LETTERATURE SINOFONE

Perché sinofone e non semplicemente cinesi? Uno degli obiettivi di Sinomondi è mostrare a chi si avvicina alla lingua e alla cultura cinese che sta entrando in contatto con una realtà molto più ampia e stratificata. L’aggettivo cinese, infatti, viene spesso associato esclusivamente alla Repubblica Popolare Cinese; eppure chi parla, scrive e produce cultura in lingua cinese appartiene a contesti molteplici, dispersi tra territori, storie e identità differenti.

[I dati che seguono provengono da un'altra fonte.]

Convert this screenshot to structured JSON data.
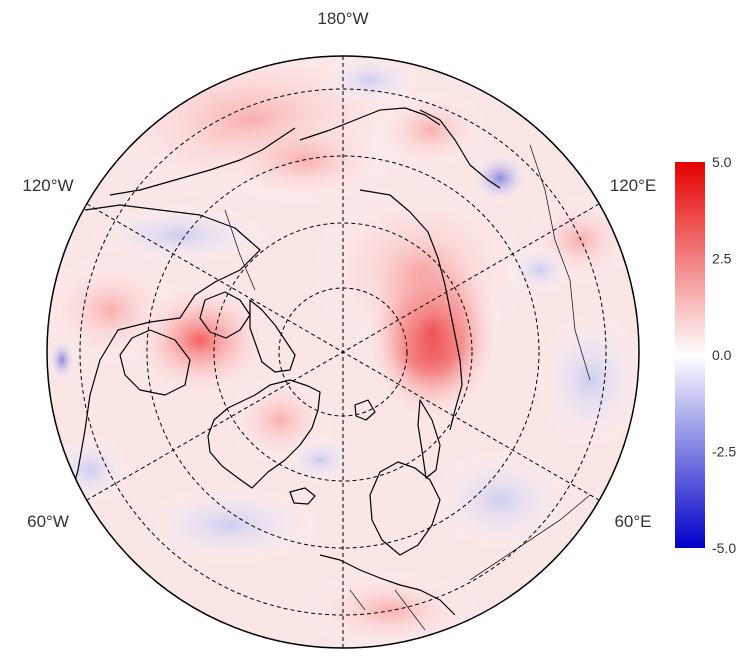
{
  "map": {
    "projection": "north-polar-stereographic",
    "variable_scale": {
      "min": -5.0,
      "max": 5.0
    },
    "longitude_labels": {
      "top": "180°W",
      "upper_left": "120°W",
      "upper_right": "120°E",
      "lower_left": "60°W",
      "lower_right": "60°E"
    },
    "gridlines": "dashed",
    "colors": {
      "max": "#e60000",
      "zero": "#ffffff",
      "min": "#0000c8",
      "coast": "#000000"
    }
  },
  "colorbar": {
    "ticks": [
      "5.0",
      "2.5",
      "0.0",
      "-2.5",
      "-5.0"
    ]
  }
}
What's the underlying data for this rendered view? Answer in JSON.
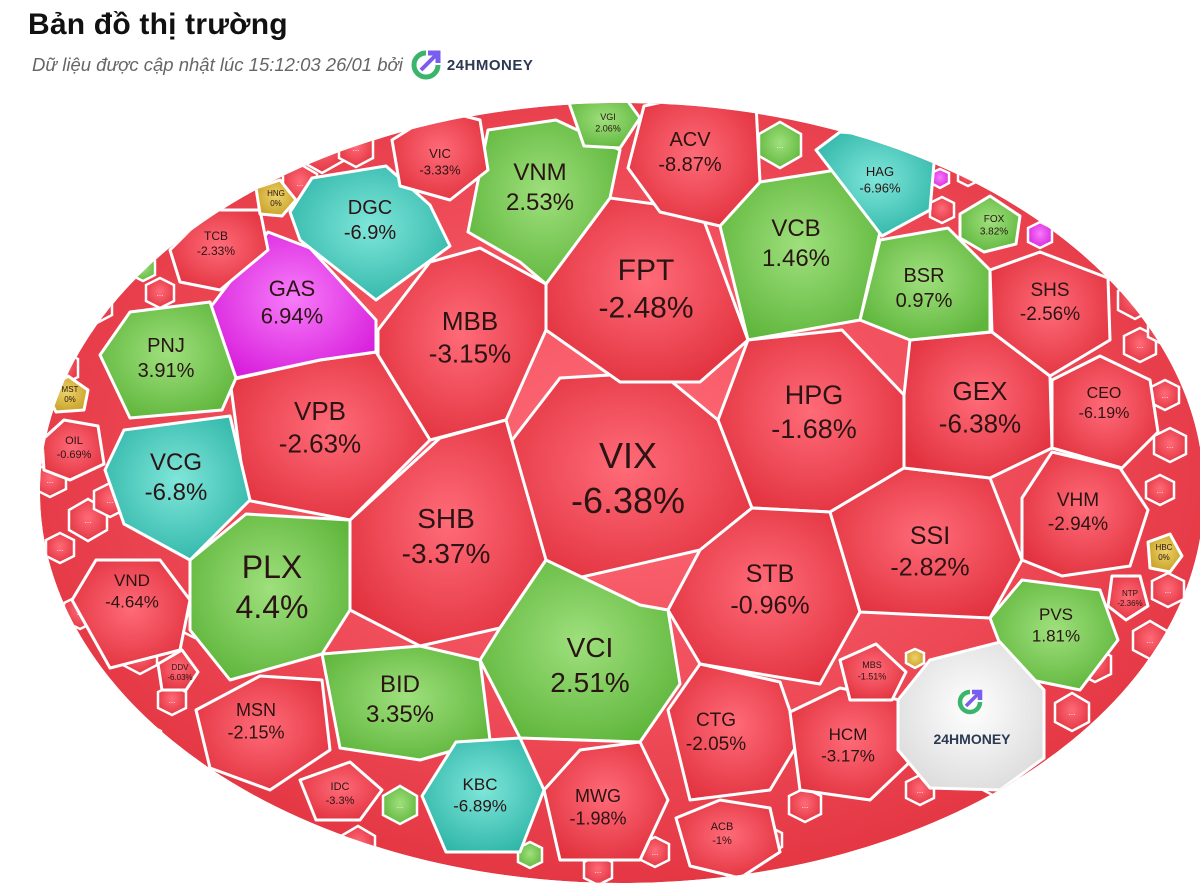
{
  "header": {
    "title": "Bản đồ thị trường",
    "subtitle": "Dữ liệu được cập nhật lúc 15:12:03 26/01 bởi",
    "brand_name": "24HMONEY"
  },
  "colors": {
    "down": "#e8404f",
    "up": "#78c955",
    "floor": "#40cbbd",
    "ceiling": "#e535e8",
    "ref": "#d5b33a",
    "brand_blue": "#7a5cf0",
    "brand_green": "#3bb56b"
  },
  "watermark": {
    "text": "24HMONEY"
  },
  "chart_data": {
    "type": "treemap",
    "title": "Bản đồ thị trường",
    "items": [
      {
        "ticker": "VIX",
        "change": "-6.38%",
        "value": -6.38,
        "status": "down"
      },
      {
        "ticker": "FPT",
        "change": "-2.48%",
        "value": -2.48,
        "status": "down"
      },
      {
        "ticker": "MBB",
        "change": "-3.15%",
        "value": -3.15,
        "status": "down"
      },
      {
        "ticker": "SHB",
        "change": "-3.37%",
        "value": -3.37,
        "status": "down"
      },
      {
        "ticker": "VPB",
        "change": "-2.63%",
        "value": -2.63,
        "status": "down"
      },
      {
        "ticker": "HPG",
        "change": "-1.68%",
        "value": -1.68,
        "status": "down"
      },
      {
        "ticker": "STB",
        "change": "-0.96%",
        "value": -0.96,
        "status": "down"
      },
      {
        "ticker": "SSI",
        "change": "-2.82%",
        "value": -2.82,
        "status": "down"
      },
      {
        "ticker": "GEX",
        "change": "-6.38%",
        "value": -6.38,
        "status": "down"
      },
      {
        "ticker": "VCI",
        "change": "2.51%",
        "value": 2.51,
        "status": "up"
      },
      {
        "ticker": "PLX",
        "change": "4.4%",
        "value": 4.4,
        "status": "up"
      },
      {
        "ticker": "BID",
        "change": "3.35%",
        "value": 3.35,
        "status": "up"
      },
      {
        "ticker": "VCB",
        "change": "1.46%",
        "value": 1.46,
        "status": "up"
      },
      {
        "ticker": "VNM",
        "change": "2.53%",
        "value": 2.53,
        "status": "up"
      },
      {
        "ticker": "GAS",
        "change": "6.94%",
        "value": 6.94,
        "status": "ceiling"
      },
      {
        "ticker": "DGC",
        "change": "-6.9%",
        "value": -6.9,
        "status": "floor"
      },
      {
        "ticker": "VCG",
        "change": "-6.8%",
        "value": -6.8,
        "status": "floor"
      },
      {
        "ticker": "KBC",
        "change": "-6.89%",
        "value": -6.89,
        "status": "floor"
      },
      {
        "ticker": "HAG",
        "change": "-6.96%",
        "value": -6.96,
        "status": "floor"
      },
      {
        "ticker": "PNJ",
        "change": "3.91%",
        "value": 3.91,
        "status": "up"
      },
      {
        "ticker": "BSR",
        "change": "0.97%",
        "value": 0.97,
        "status": "up"
      },
      {
        "ticker": "PVS",
        "change": "1.81%",
        "value": 1.81,
        "status": "up"
      },
      {
        "ticker": "ACV",
        "change": "-8.87%",
        "value": -8.87,
        "status": "down"
      },
      {
        "ticker": "SHS",
        "change": "-2.56%",
        "value": -2.56,
        "status": "down"
      },
      {
        "ticker": "CEO",
        "change": "-6.19%",
        "value": -6.19,
        "status": "down"
      },
      {
        "ticker": "VHM",
        "change": "-2.94%",
        "value": -2.94,
        "status": "down"
      },
      {
        "ticker": "CTG",
        "change": "-2.05%",
        "value": -2.05,
        "status": "down"
      },
      {
        "ticker": "HCM",
        "change": "-3.17%",
        "value": -3.17,
        "status": "down"
      },
      {
        "ticker": "MWG",
        "change": "-1.98%",
        "value": -1.98,
        "status": "down"
      },
      {
        "ticker": "MSN",
        "change": "-2.15%",
        "value": -2.15,
        "status": "down"
      },
      {
        "ticker": "VND",
        "change": "-4.64%",
        "value": -4.64,
        "status": "down"
      },
      {
        "ticker": "VIC",
        "change": "-3.33%",
        "value": -3.33,
        "status": "down"
      },
      {
        "ticker": "TCB",
        "change": "-2.33%",
        "value": -2.33,
        "status": "down"
      },
      {
        "ticker": "IDC",
        "change": "-3.3%",
        "value": -3.3,
        "status": "down"
      },
      {
        "ticker": "ACB",
        "change": "-1%",
        "value": -1.0,
        "status": "down"
      },
      {
        "ticker": "MBS",
        "change": "-1.51%",
        "value": -1.51,
        "status": "down"
      },
      {
        "ticker": "OIL",
        "change": "-0.69%",
        "value": -0.69,
        "status": "down"
      },
      {
        "ticker": "DDV",
        "change": "-6.03%",
        "value": -6.03,
        "status": "down"
      },
      {
        "ticker": "NTP",
        "change": "-2.36%",
        "value": -2.36,
        "status": "down"
      },
      {
        "ticker": "VGI",
        "change": "2.06%",
        "value": 2.06,
        "status": "up"
      },
      {
        "ticker": "FOX",
        "change": "3.82%",
        "value": 3.82,
        "status": "up"
      },
      {
        "ticker": "HNG",
        "change": "0%",
        "value": 0,
        "status": "ref"
      },
      {
        "ticker": "MST",
        "change": "0%",
        "value": 0,
        "status": "ref"
      },
      {
        "ticker": "HBC",
        "change": "0%",
        "value": 0,
        "status": "ref"
      }
    ],
    "more_label": "..."
  }
}
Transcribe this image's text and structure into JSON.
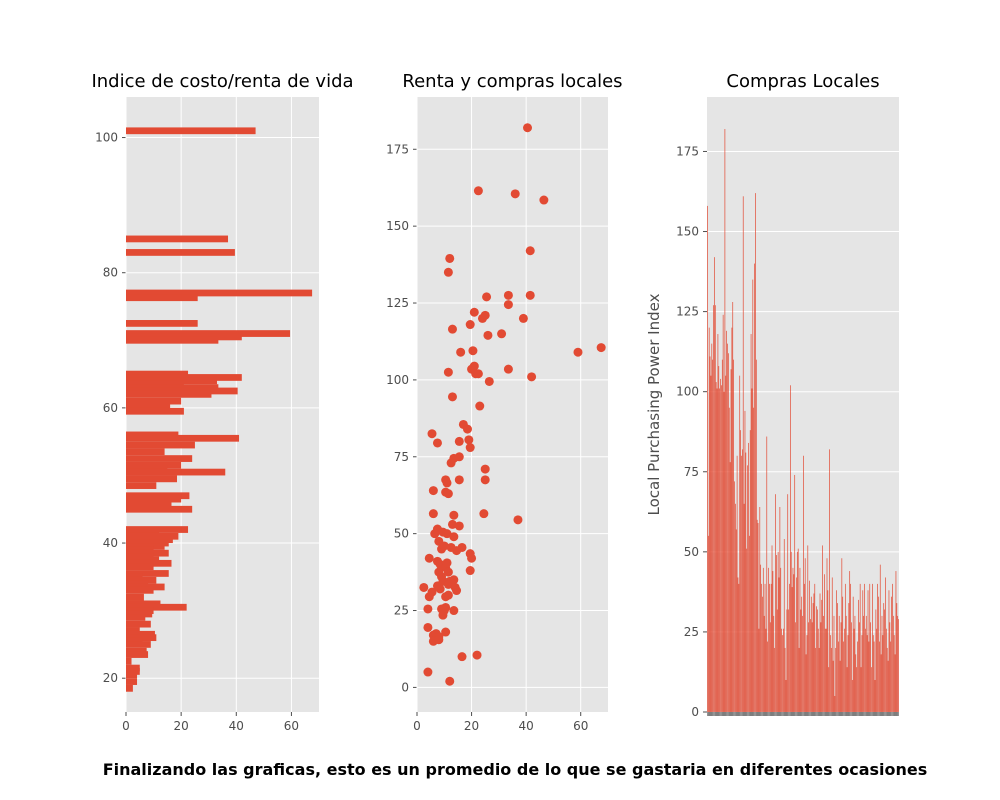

Con sinofono proviamo quindi ad allargare lo sguardo e ad interrogarci su cosa significhi davvero parlare di “identità cinese”, senza dimenticare le esperienze di chi vive tra più lingue e culture. 2088, ad esempio, è un romanzo scritto in italiano da Alessandro Zhu, nato a Wenzhou e trasferitosi a sei anni a Roma: durante il nostro gruppo di lettura, la sua lettura è diventata l’occasione per chiederci che cosa renda un testo “cinese” e per prendere coscienza di quelle idee che spesso diamo per scontate, ma che finiscono per plasmare le nostre concezioni del mondo.

Anche per questo abbiamo scelto di adottare il termine sinofono: perché ci permette di esplorare uno spazio culturale più ampio, fluido e plurale — quello del Sinomondo.